As I look back on the past few months of my life, it's like I have been on the outside looking in. What's the deal? I've wanted to be selfish with my time and I have abandoned my daily routines and habits and replaced them with what appears to be a lazy person. Okay, on the outside it appears as if I've gotten lazy but on the inside it's not anywhere near true. If only everyone knew my true intentions - hummm.....
Slowly, ever so slowly there has been a change; like a butterfly coming out of its cocoon. I am starting to take ownership and pride in my home again. I have the desire to start putting together routines and follow them. I am a week into going off caffeine and starting to take care of myself in general.

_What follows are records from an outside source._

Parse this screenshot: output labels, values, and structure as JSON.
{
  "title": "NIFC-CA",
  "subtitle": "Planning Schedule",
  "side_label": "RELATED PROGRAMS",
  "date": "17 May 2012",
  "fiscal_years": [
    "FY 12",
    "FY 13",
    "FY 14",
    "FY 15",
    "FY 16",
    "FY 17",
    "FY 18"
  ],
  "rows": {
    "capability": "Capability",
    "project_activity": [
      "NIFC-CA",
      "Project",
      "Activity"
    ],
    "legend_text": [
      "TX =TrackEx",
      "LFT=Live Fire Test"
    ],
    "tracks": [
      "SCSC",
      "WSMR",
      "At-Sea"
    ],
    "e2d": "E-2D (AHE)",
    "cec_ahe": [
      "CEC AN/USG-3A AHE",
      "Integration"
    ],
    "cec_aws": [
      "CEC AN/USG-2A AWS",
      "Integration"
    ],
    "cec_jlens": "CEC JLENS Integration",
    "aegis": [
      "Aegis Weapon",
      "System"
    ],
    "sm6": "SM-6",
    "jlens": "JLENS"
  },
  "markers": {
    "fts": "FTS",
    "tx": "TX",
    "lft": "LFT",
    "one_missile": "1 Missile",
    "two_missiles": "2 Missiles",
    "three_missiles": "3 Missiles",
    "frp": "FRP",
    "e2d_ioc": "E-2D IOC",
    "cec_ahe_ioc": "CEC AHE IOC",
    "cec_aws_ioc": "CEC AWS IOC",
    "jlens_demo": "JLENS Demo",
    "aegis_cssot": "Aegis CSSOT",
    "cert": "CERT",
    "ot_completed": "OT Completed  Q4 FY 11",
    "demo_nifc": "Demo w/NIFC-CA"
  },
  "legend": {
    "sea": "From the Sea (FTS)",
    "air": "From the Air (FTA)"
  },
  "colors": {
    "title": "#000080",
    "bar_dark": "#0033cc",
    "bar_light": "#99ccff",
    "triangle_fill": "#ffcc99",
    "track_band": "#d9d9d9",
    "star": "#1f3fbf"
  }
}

During this time, has God been working on me; to change me like a caterpillar turning into a beautiful butterfly? What has been going on in my heart and soul? Why am I not seeing it right now? Am I growing up? I know God is working on me- we're all a continuous work in progress.
I feel like a Morning Glory, ready to bloom and turn my face to the light in the morning but as soon as it turns cloudy or dark I have a tendency to want to close back up. Not that I always allow myself to do that but it's what my inner self wants to do.
I want to be an Electric Indigo, this is a flower that blooms both during the day and night. Whether there are storms or sunshiny days in my life; with God's help I will strive to be the Electric Indigo, to bloom where He plants me, day and night, and I will rejoice in it.